442 sayılı Köy Kanunu’nun 3367 sayılı Kanun’la değişik Ek 12. maddesi
14. Hukuk Dairesi         2012/8083 E.  ,  2012/9126 K.

    "İçtihat Metni"

    MAHKEMESİ :Asliye Hukuk Mahkemesi

    Davacı vekili tarafından, davalı aleyhine 15.06.2009 gününde verilen dilekçe ile elatmanın önlenmesi ve kal istenmesi üzerine yapılan duruşma sonunda; davanın kabulüne dair verilen 30.11.2010 günlü hükmün Yargıtayca incelenmesi davalı vekili tarafından istenilmekle süresinde olduğu anlaşılan temyiz dilekçesinin kabulüne karar verildikten sonra dosya ve içerisindeki bütün kağıtlar incelenerek gereği düşünüldü:
    K A R A R
    Davacı Hazine, davalının “harman yeri” vasfı ile sınırlandırılan 842 parsel sayılı taşınmaza bina yapmak suretiyle elattığını ileri sürerek, elatmanın önlenmesi ve kal istemiştir.
    Davalı, dava konusu taşınmazın eskiden beri zilyetliğinde bulunduğunu ve çekişmeli taşınmazın köy gelişim alanı olarak belirlendiğini savunmuştur.
    Mahkemece, davanın kabulüne karar verilmiştir.
    Dava konusu taşınmazın 1951 yılında yapılan tapulama sırasında harman yeri olarak sınırlandığı sabittir.
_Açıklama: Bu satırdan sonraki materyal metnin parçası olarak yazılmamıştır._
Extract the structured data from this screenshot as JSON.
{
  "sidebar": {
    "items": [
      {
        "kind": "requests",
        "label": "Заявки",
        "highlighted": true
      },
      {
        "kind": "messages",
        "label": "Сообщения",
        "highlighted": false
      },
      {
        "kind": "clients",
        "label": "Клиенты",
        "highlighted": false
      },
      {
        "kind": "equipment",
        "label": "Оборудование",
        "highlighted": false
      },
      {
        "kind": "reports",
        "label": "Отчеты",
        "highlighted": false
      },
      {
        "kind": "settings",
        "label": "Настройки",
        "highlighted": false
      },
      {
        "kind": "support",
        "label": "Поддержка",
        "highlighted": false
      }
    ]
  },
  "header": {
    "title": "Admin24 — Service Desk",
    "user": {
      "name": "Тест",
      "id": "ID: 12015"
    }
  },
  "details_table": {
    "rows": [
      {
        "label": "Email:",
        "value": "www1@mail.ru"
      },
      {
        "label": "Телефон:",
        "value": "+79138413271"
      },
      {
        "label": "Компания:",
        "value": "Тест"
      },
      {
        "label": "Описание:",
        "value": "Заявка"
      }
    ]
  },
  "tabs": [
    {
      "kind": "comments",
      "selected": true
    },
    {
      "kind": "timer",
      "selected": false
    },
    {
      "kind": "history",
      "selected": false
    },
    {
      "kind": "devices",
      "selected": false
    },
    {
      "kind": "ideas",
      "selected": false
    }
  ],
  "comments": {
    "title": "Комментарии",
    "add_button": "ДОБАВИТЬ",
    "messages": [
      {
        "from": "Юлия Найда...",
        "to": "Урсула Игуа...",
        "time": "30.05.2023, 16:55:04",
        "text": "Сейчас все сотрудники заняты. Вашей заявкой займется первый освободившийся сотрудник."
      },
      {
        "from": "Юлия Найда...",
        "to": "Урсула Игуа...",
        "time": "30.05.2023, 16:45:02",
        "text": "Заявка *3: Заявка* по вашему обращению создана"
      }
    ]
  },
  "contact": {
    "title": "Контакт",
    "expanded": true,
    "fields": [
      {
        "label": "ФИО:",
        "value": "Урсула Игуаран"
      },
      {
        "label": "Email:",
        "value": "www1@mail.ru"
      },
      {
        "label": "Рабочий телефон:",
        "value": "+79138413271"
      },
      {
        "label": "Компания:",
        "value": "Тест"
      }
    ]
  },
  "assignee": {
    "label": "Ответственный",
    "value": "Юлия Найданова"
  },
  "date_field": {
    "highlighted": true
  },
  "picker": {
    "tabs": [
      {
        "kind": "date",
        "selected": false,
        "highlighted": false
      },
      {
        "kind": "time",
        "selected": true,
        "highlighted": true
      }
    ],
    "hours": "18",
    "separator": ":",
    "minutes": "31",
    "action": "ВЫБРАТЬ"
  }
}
Davalı dava konusu taşınmazın köy gelişim alanı olarak belirlendiğini ve buna ilişkin işlemlerin devam ettiğini savunmuştur. Dosya arasında bulunan ve Ankara İl özel İdaresi ...ASKİ Genel Müdürlüğüne yazdığı 11.01.2010 tarihli yazıdan, taşınmazın bulunduğu köyde 442 sayılı Kanuna ek 3367 sayılı Kanuna göre köy gelişim alan çalışması yapılmasının düşünüldüğü belirtilerek ekte işaretli alanların yerleşime açılmasında sakınca olup olmadığı sorulmuştur. Mahkemece bu konuda herhangi bir araştırma yapılmadığı anlaşılmaktadır.
    442 sayılı Köy Kanunu’nun 3367 sayılı Kanun’la değişik Ek 12. maddesi uyarınca, bu tür yerler köy yerleşme planının onayı ile önceki vasıflarını
    kendiliğinden kaybeder. Bu durumda mahkemece yapılması gereken iş, yukarıda anılan yasa uyarınca köy yerleşim alanı çalışması yapılıp yapılmadığını ve bu çalışmanın dava konusu taşınmazın bulunduğu yeri kapsayıp kapsamadığını araştırmak ve hasıl olacak sonuca göre karar vermek olmalıdır.
    Mahkemece açıklanan bu yön nazara alınmadan eksik araştırma ve soruşturma ile davanın kabulü doğru görülmediğinden kararın bozulması gerekmiştir.
    SONUÇ: Temyiz itirazlarının yukarıda açıklanan nedenlerle kabulü ile hükmün BOZULMASINA, peşin yatırılan temyiz harcının istek halinde yatırana iadesine, 03.07.2012 tarihinde oybirliği ile karar verildi.